Gestion du feuillage et de la canopée

L’approche a changé dans nos rangs. Plus question de trop rogner : on laisse de la feuille pour protéger les grappes du soleil direct. Ébourgeonnage modéré, tressage, gestion de la hauteur pour limiter la brûlure sur août. Pour les années extrêmes (2019 et 2022), certains ont même envisagé de repartir sur une orientation partielle nord-sud sur les nouvelles plantations, pour éviter le rayonnement le plus violent de l’ouest.

Solutions testées, réussites et ratés

  • Enherbement maîtrisé: il favorise la vie du sol, limite le stress hydrique si bien géré au printemps, mais aggrave la concurrence en été sec. On jongle selon la météo de l’année.
  • Labours superficiels: veulent piéger les dernières pluies du printemps, mais exposent à la battance en cas d’orages violents.
  • Matériel végétal: multiplication par sélection massale de pieds moins précoces (tests menés en lien avec l’INRAE d’Angers depuis 2018), premiers résultats prometteurs, mais la vigueur et la résistance fongique restent à surveiller.

Entre fidélité et adaptation : quelles pistes pour demain ?

Retour d’expériences du terrain

On se pose beaucoup de questions à la pause, dans les vignes ou à la cave. Garder le cap sur les traditions – vendanges manuelles, élevage sur lies – ou jouer franchement la carte de la transformation ? Chez certains, on teste :

  • Des couverts végétaux d’inter-rangs pour stimuler la vie microbienne.
  • La plantation en gobelet (au lieu du palissage) pour certaines vieilles parcelles, réduisant l’exposition des grappes au soleil brûlant.
  • Un retour à la vendange nocturne sur les millésimes les plus chauds pour préserver la fraîcheur des moûts.

Mais toujours avec une idée fixe : le Melon doit rester lui-même.

Les recherches en cours et leur état d’avancement

  • Clones résistants au stress hydrique : collaborations entre la Chambre d’Agriculture et l’INRAE ; sélection massale sur 20 ha pilotes depuis 2021.
  • Gestion des porte-greffes : essais sur 3309C et 101-14, plus tolérants à la sécheresse, avec des résultats intéressants sur la survie en cas d’épisodes caniculaires.
  • Sols vivants : observation de la régénération microbienne après passage à l’agroforesterie sur 8 domaines du Pallet. Premières données : une meilleure infiltration de l’eau, une acidité des moûts légèrement mieux préservée.

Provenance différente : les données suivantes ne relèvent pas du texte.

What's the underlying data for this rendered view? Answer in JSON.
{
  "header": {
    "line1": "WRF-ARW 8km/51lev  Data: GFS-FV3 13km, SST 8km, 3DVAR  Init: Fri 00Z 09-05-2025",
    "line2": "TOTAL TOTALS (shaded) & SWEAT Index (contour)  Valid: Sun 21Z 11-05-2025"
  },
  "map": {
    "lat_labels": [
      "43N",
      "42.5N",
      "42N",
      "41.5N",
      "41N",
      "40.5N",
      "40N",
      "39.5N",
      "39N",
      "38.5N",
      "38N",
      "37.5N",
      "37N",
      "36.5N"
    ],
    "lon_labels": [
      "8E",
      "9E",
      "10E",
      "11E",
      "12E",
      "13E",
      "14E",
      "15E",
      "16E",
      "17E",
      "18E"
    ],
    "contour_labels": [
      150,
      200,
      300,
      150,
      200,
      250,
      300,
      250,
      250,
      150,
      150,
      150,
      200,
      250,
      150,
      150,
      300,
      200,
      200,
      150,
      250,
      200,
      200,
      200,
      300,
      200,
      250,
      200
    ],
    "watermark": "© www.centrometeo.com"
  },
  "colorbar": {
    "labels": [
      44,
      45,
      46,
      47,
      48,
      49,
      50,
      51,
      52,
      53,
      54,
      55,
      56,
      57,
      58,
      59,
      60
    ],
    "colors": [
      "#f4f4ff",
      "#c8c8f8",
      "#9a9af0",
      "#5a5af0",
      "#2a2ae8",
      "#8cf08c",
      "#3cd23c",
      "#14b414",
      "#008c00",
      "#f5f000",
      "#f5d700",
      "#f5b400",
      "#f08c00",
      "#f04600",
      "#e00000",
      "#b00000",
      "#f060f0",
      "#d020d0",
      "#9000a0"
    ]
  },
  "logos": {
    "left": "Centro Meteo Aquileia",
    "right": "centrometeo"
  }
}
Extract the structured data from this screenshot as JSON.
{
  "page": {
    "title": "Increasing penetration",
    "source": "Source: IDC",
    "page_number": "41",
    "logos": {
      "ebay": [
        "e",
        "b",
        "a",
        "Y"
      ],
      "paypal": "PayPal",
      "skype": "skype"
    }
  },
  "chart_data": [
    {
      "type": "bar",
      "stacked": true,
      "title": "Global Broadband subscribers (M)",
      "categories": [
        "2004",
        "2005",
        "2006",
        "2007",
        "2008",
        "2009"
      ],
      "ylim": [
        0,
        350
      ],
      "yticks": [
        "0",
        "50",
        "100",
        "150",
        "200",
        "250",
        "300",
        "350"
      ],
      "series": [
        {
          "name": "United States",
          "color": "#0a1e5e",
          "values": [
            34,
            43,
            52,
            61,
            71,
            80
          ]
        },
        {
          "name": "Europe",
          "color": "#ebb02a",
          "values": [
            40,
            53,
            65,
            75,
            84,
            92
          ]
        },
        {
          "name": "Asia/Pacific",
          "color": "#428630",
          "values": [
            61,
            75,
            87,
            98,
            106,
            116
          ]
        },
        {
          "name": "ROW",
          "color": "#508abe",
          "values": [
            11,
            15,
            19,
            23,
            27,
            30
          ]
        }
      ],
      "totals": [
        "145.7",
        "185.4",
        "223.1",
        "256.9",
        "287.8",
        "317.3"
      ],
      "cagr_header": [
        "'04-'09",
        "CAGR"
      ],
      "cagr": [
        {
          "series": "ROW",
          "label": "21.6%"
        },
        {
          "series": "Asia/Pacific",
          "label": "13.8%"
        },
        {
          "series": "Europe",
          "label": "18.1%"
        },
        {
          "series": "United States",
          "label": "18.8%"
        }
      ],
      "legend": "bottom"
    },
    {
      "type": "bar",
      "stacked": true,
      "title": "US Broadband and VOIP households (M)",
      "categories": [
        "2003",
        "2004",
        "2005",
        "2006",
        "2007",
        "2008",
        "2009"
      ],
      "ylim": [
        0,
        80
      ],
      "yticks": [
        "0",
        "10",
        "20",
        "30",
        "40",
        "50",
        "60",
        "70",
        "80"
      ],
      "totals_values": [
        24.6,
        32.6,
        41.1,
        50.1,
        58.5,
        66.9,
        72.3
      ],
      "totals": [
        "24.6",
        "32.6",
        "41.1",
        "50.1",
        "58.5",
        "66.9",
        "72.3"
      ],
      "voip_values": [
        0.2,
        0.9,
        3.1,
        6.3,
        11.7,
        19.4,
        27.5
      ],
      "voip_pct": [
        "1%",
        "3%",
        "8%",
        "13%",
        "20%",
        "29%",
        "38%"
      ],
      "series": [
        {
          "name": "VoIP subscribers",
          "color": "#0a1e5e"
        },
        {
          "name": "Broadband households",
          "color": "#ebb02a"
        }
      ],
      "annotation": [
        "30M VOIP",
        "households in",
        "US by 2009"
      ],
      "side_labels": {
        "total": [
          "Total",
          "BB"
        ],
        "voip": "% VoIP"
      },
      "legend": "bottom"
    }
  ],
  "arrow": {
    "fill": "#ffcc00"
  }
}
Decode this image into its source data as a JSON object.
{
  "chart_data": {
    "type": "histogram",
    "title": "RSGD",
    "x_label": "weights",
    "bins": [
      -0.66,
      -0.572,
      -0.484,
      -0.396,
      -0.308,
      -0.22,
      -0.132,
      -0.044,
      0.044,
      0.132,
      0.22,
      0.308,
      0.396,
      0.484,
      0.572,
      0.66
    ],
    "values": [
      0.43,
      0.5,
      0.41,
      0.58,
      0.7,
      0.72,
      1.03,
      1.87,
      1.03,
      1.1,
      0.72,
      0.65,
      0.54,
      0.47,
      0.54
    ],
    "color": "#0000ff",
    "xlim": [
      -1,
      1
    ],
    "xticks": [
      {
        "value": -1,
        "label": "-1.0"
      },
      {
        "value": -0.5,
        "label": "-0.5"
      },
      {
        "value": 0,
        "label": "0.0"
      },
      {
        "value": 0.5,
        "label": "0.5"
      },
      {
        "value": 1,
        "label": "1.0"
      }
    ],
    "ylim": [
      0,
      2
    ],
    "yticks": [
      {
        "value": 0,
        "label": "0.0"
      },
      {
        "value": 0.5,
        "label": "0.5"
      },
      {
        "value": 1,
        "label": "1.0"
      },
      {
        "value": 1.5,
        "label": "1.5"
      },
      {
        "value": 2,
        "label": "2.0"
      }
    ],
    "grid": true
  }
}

À suivre de près. On guette aussi l’arrivée de cépages complantés, mais pour nous, dans le cœur du Muscadet, le Melon reste le patron.

Et alors, quel visage pour le Muscadet demain ?

Le Melon de Bourgogne ne capitule pas. Face à ce climat qui cogne et dérègle, il vit à une vitesse nouvelle et nous oblige à être plus attentifs, plus inventifs et sans doute plus humbles. S’il a pu traverser la suppression des bouilleurs ambulants, le phylloxéra, la mécanisation, il peut épouser une terre qui se réchauffe, à condition qu’on l’y accompagne avec bon sens – et quelques audaces mesurées.

Ce vignoble, au Pallet comme ailleurs sur la Sèvre, reste vivant justement parce qu’il bouge, essaye, se trompe, recommence. Le Melon, ce n’est pas un cépage caméléon, mais il est aussi têtu et résilient que ceux qui le cultivent.

Pour suivre de près comment il continuera d’affronter le climat, il suffira de goûter, au fil des ans, ce petit goût salin et entraînant que seuls certains coins du Pays nantais savent garder envers et contre tout.